Solar

New Batteries and Energy Storage Hub Aims to Improve Grid and EV Performance

U.S. Secretary of Energy Steven Chu announced on Oct. 30 that a multi-partner team led by Argonne National Laboratory in Illinois has been selected for an award of up to $120 million over five years to establish a new Batteries and Energy Storage Hub.

The Hub, to be known as the Joint Center for Energy Storage Research (JCESR, pronounced “J-Caesar”), will combine the R&D resources of five Department of Energy (DOE) national laboratories, five universities, and four private firms in an effort aimed at achieving revolutionary advances in battery performance for energy storage technologies for electric vehicles (EVs), hybrid cars, and the electricity grid.

Illinois Governor Pat Quinn is providing $5 million through his Illinois Jobs Now! capital construction plan to help build the state-of-the-art JCESR facility, which will be located on the Argonne National Laboratory campus in suburban Chicago. Additionally, the governor said he has committed to working with the General Assembly to provide an additional $30 million in future capital funding for the building, which will serve as a nationwide center for energy storage research.

The DOE announcement noted that key battery improvements developed at Argonne helped make the Chevy Volt battery possible.

Advanced battery technologies are widely seen as necessary for smoother integration of larger amounts of variable renewable generation from wind and solar resources and for popularizing all-electric cars, whose sales have been sluggish.
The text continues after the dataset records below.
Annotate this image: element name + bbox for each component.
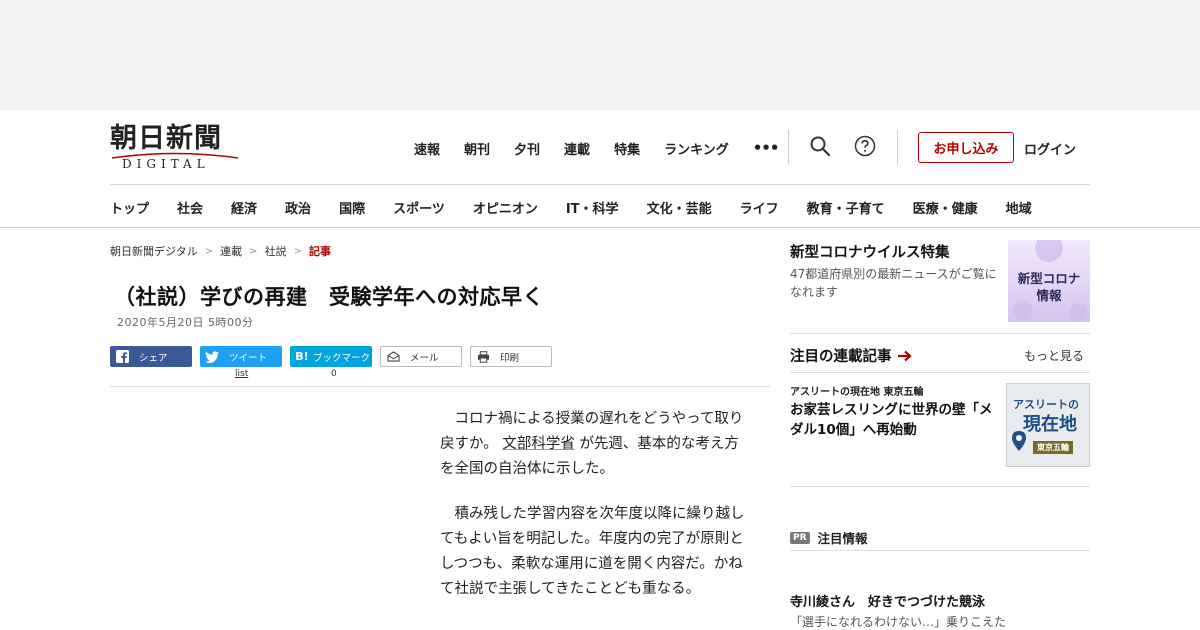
featured-series-title: 注目の連載記事 [790, 349, 892, 365]
series-kicker: アスリートの現在地 東京五輪 [790, 387, 924, 398]
site-header: 朝日新聞 DIGITAL 速報 朝刊 夕刊 連載 特集 ランキング ••• お申… [0, 110, 1200, 228]
cnav-opinion[interactable]: オピニオン [473, 198, 538, 217]
publish-date: 2020年5月20日 5時00分 [117, 316, 254, 329]
cnav-international[interactable]: 国際 [339, 198, 365, 217]
site-logo[interactable]: 朝日新聞 DIGITAL [110, 124, 242, 172]
sidebar-divider [790, 372, 1090, 373]
sidebar-divider [790, 333, 1090, 334]
twitter-share-label: ツイート [229, 352, 268, 364]
covid-feature-description: 47都道府県別の最新ニュースがご覧になれます [790, 267, 997, 299]
print-label: 印刷 [500, 352, 520, 364]
global-nav: 速報 朝刊 夕刊 連載 特集 ランキング ••• [414, 134, 780, 162]
gnav-ranking[interactable]: ランキング [664, 139, 729, 158]
arrow-right-icon [897, 350, 912, 362]
gnav-series[interactable]: 連載 [564, 139, 590, 158]
more-series-link[interactable]: もっと見る [1024, 347, 1084, 364]
mail-share-button[interactable]: メール [380, 346, 462, 367]
sidebar-divider [790, 550, 1090, 551]
logo-text-en: DIGITAL [122, 157, 210, 171]
article-divider [110, 386, 770, 387]
logo-text-jp: 朝日新聞 [110, 123, 222, 154]
header-separator [897, 130, 898, 164]
breadcrumb-current: 記事 [308, 245, 331, 258]
breadcrumb-series[interactable]: 連載 [220, 243, 242, 259]
breadcrumb-editorial[interactable]: 社説 [265, 243, 287, 259]
sidebar-divider [790, 486, 1090, 487]
pr-badge: PR [790, 531, 810, 544]
covid-feature-image[interactable]: 新型コロナ 情報 [1008, 240, 1090, 322]
category-nav: トップ 社会 経済 政治 国際 スポーツ オピニオン IT・科学 文化・芸能 ラ… [110, 197, 1060, 217]
cnav-society[interactable]: 社会 [177, 198, 203, 217]
gnav-evening[interactable]: 夕刊 [514, 139, 540, 158]
facebook-share-label: シェア [139, 352, 168, 364]
breadcrumb: 朝日新聞デジタル > 連載 > 社説 > 記事 [110, 243, 331, 259]
mail-share-label: メール [410, 352, 439, 364]
twitter-icon [203, 350, 221, 363]
subscribe-button[interactable]: お申し込み [918, 132, 1014, 163]
cnav-politics[interactable]: 政治 [285, 198, 311, 217]
print-icon [474, 350, 492, 363]
login-link[interactable]: ログイン [1024, 139, 1076, 158]
search-icon[interactable] [808, 134, 832, 158]
more-menu-button[interactable]: ••• [753, 139, 780, 157]
series-image-badge: 東京五輪 [1033, 441, 1073, 454]
article-paragraph: コロナ禍による授業の遅れをどうやって取り戻すか。 文部科学省 が先週、基本的な考… [440, 407, 745, 482]
breadcrumb-separator: > [204, 245, 214, 257]
cnav-education[interactable]: 教育・子育て [807, 198, 885, 217]
cnav-health[interactable]: 医療・健康 [913, 198, 978, 217]
cnav-it-science[interactable]: IT・科学 [566, 198, 619, 217]
mail-icon [384, 351, 402, 362]
cnav-economy[interactable]: 経済 [231, 198, 257, 217]
print-button[interactable]: 印刷 [470, 346, 552, 367]
breadcrumb-home[interactable]: 朝日新聞デジタル [110, 243, 198, 259]
breadcrumb-separator: > [249, 245, 258, 257]
series-thumbnail[interactable]: アスリートの 現在地 東京五輪 [1006, 383, 1090, 467]
cnav-top[interactable]: トップ [110, 198, 149, 217]
hatena-count[interactable]: 0 [331, 369, 337, 379]
covid-feature-title[interactable]: 新型コロナウイルス特集 [790, 241, 950, 262]
cnav-sports[interactable]: スポーツ [393, 198, 445, 217]
cnav-life[interactable]: ライフ [740, 198, 779, 217]
cnav-local[interactable]: 地域 [1006, 198, 1032, 217]
hatena-bookmark-button[interactable]: B! ブックマーク [290, 346, 372, 367]
twitter-count-link[interactable]: list [235, 369, 248, 379]
header-separator [788, 130, 789, 164]
article-title: （社説）学びの再建 受験学年への対応早く [114, 285, 544, 309]
pr-section-header: PR 注目情報 [790, 528, 868, 547]
cnav-culture[interactable]: 文化・芸能 [647, 198, 712, 217]
help-icon[interactable] [853, 134, 877, 158]
facebook-share-button[interactable]: シェア [110, 346, 192, 367]
featured-series-heading: 注目の連載記事 [790, 345, 912, 366]
gnav-features[interactable]: 特集 [614, 139, 640, 158]
breadcrumb-separator: > [293, 245, 302, 257]
mext-link[interactable]: 文部科学省 [502, 436, 575, 452]
pr-label: 注目情報 [817, 531, 868, 546]
hatena-bookmark-label: ブックマーク [313, 352, 371, 364]
twitter-share-button[interactable]: ツイート [200, 346, 282, 367]
covid-image-text: 情報 [1036, 288, 1062, 303]
gnav-morning[interactable]: 朝刊 [464, 139, 490, 158]
location-pin-icon [1012, 431, 1026, 451]
series-headline-link[interactable]: お家芸レスリングに世界の壁「メダル10個」へ再始動 [790, 400, 1000, 440]
pr-subtext: 「選手になれるわけない…」乗りこえた [790, 615, 1007, 629]
header-divider [110, 184, 1090, 185]
gnav-breaking[interactable]: 速報 [414, 139, 440, 158]
article-paragraph: 積み残した学習内容を次年度以降に繰り越してもよい旨を明記した。年度内の完了が原則… [440, 506, 745, 597]
facebook-icon [113, 350, 131, 363]
pr-headline-link[interactable]: 寺川綾さん 好きでつづけた競泳 [790, 591, 985, 610]
ad-banner-area [0, 0, 1200, 110]
series-image-text: 現在地 [1023, 414, 1077, 435]
hatena-icon: B! [295, 350, 309, 363]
Even though more automakers are introducing electric models, and Tesla’s Model S was named Car & Driver Car of the Year, mounting prices and "range anxiety" are significant deterrents.

Though JCESR is funded over five years, the DOE announcement gave no indication of whether it expected commercially available products to result at the end of those five years.

JCESR will be directed by George W. Crabtree, Argonne Senior Scientist, Distinguished Fellow and Associate Division Director; Distinguished Professor of Physics, Electrical and Mechanical Engineering, University of Illinois at Chicago; and an internationally recognized leader in energy research.

The other national labs involved with the Hub will be Lawrence Berkeley National Laboratory, Pacific Northwest National Laboratory, Sandia National Laboratories, and SLAC National Accelerator Laboratory. University partners include Northwestern University, University of Chicago, University of Illinois-Chicago, University of Illinois-Urbana Champaign, and University of Michigan. Four industrial partners have joined the effort: Dow Chemical Company, Applied Materials Inc., Johnson Controls Inc., and Clean Energy Trust.

The DOE says this hub was selected through an open national competition with a rigorous merit review process that relied on outside expert reviewers. It is the fourth Energy Innovation Hub established by the DOE since 2010. Others are devoted to modeling and simulation of nuclear reactors, achieving major improvements in the energy efficiency of buildings, and developing fuels from sunlight. A fifth hub focused on critical materials research was announced earlier this year and is still in the application process.